Probably depends on the area. Around here, it is very difficult to find qualified IT employees. Qualified being the key. We've had a programmer position open at this company for over a year now, and a basic helpdesk support position open for 6 months. We get plenty of applicants, particularly for the helpdesk position, but none of them are qualified.
Which is so strange considering the offer of $10 an hour... :p
 
You keep thinking that IT is the only group which is not understood. Let me put this really simply to people; if you do not directly contribute to revenue, management really doesn't know what you do or care what you do because they in all reality want to get rid of you because you are not bringing money in the door. Sorry, business, for the most part, is about measurable metrics.

Now, if you could show your management how you DIRECTLY adjusted that income stream, then they will learn your name a fucking hurry.

Truth. But even with measurable metrics, it's really hard for some poor managers to understand anything but sales = revenue = profit. Coming from something like fraud, I've seen some incredibly dense people that couldn't comprehend that spending $1M/year to prevent $20M/year in losses was a good deal. "But you're spending $1M you didn't generate..." :rolleyes:
 
Which is so strange considering the offer of $10 an hour... :p

No one in our IT dept makes anywhere near that.

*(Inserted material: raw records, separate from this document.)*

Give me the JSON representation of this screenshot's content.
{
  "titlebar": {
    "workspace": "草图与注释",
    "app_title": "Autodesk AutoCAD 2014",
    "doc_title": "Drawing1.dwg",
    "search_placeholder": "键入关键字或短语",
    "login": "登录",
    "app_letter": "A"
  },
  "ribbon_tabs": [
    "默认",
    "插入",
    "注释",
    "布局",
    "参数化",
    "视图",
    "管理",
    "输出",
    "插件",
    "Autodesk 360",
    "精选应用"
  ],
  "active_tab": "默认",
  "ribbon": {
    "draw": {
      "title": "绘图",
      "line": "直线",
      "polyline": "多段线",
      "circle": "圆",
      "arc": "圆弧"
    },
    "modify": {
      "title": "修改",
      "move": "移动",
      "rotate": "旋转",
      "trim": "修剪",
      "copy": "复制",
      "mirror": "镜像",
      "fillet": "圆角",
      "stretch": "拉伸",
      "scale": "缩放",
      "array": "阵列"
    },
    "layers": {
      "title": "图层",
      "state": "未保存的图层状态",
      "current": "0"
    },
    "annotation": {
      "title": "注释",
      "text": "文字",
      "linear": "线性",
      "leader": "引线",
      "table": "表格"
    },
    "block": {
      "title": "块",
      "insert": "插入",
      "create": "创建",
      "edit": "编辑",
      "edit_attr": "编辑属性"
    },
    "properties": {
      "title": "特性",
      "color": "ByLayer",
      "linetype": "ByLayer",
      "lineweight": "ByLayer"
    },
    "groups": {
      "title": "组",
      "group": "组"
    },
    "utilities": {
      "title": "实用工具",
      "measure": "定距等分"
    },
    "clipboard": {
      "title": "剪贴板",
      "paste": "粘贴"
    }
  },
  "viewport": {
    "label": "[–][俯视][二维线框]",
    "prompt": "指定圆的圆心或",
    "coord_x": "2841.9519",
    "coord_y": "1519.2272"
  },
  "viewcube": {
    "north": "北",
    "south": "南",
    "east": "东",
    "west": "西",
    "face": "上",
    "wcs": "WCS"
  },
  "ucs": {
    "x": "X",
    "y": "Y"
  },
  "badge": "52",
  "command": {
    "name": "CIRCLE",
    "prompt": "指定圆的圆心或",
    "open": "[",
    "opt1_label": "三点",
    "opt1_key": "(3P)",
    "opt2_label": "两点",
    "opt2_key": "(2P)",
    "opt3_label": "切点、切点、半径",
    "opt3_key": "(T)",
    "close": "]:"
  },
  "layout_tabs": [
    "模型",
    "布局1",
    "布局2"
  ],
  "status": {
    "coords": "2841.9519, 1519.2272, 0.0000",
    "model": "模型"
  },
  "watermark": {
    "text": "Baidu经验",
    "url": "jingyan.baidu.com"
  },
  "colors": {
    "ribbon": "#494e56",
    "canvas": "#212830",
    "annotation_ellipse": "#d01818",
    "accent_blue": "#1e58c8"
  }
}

It's quite a bit more. The compensation package is very competitive for this area. There just aren't enough qualified people looking for work. Hell, I think quality labor is hard to find in any line of work. Sure there are tons of unemployed people looking for work, but how many of them are really really good at what they do? How many people currently employed are really really good at what they do? I have a feeling it's a small minority, and everyone else just skates by. I don't do helpdesk anymore and haven't for almost a decade, but the amount of stupid I had to deal with was mind blowing.